Blue blood. Not red.
Angela gasped for breath, fighting off a sweeping sickness in the pit of her stomach. Then she stood, her knees wobbling a little, her palm aching where the Grail had nestled into the skin. She opened it, staring back at the stone that was enough of an Eye to contain a startling amount of liquid. And worst of all, perhaps it also contained a soul. A spirit that cursed all who wore it and wielded it, damning them along with the cries of the angels it had murdered.
Lucifel’s Glaive, the weapon she’d used to strike fear into so many hearts, had been made of blood.
But whose?
It doesn’t matter. If this Grail belongs to me now, so do the people who’ve died because of it. Tileaf was just one more.

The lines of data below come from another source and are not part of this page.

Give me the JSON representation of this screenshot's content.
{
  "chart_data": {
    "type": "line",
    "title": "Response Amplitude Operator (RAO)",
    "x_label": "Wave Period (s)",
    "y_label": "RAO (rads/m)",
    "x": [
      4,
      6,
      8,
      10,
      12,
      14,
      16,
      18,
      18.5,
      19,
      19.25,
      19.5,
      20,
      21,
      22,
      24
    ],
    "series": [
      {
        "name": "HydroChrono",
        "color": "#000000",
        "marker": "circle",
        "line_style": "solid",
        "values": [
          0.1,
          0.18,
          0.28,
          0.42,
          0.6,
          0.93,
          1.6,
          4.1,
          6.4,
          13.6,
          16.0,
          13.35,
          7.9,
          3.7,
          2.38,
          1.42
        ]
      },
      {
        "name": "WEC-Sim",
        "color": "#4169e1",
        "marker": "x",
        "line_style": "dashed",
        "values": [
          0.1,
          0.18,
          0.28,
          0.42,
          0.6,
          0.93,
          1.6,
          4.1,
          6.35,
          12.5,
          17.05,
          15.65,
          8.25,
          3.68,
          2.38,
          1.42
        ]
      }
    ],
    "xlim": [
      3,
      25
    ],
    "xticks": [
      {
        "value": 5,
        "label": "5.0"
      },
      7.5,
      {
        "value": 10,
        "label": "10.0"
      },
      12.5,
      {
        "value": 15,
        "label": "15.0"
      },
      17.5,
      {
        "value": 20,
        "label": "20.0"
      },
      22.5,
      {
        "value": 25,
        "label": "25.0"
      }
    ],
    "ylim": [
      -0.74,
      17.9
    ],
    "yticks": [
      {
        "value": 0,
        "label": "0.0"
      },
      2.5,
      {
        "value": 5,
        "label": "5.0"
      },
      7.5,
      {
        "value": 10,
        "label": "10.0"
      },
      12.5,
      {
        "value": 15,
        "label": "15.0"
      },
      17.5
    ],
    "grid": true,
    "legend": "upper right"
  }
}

Her whole body ached inside, like she’d been punched and bruised everywhere. Yet Angela’s soul had never felt stronger. The voice that had echoed inside of her, that had given her the courage and resolve to do what she’d never thought possible, had faded back into her memories. But it had also left behind a passionate sense of certainty, and a strange lack of sorrow. Tileaf had wanted this death, and Angela had given her what she wanted. There was nothing deeper to it than that. Like the voice within had said, Angela had simply taken back what belonged to her in the first place, as if she’d rediscovered some precious object she’d originally lost. The new question was whether that object had been the Grail, Tileaf’s life, or both.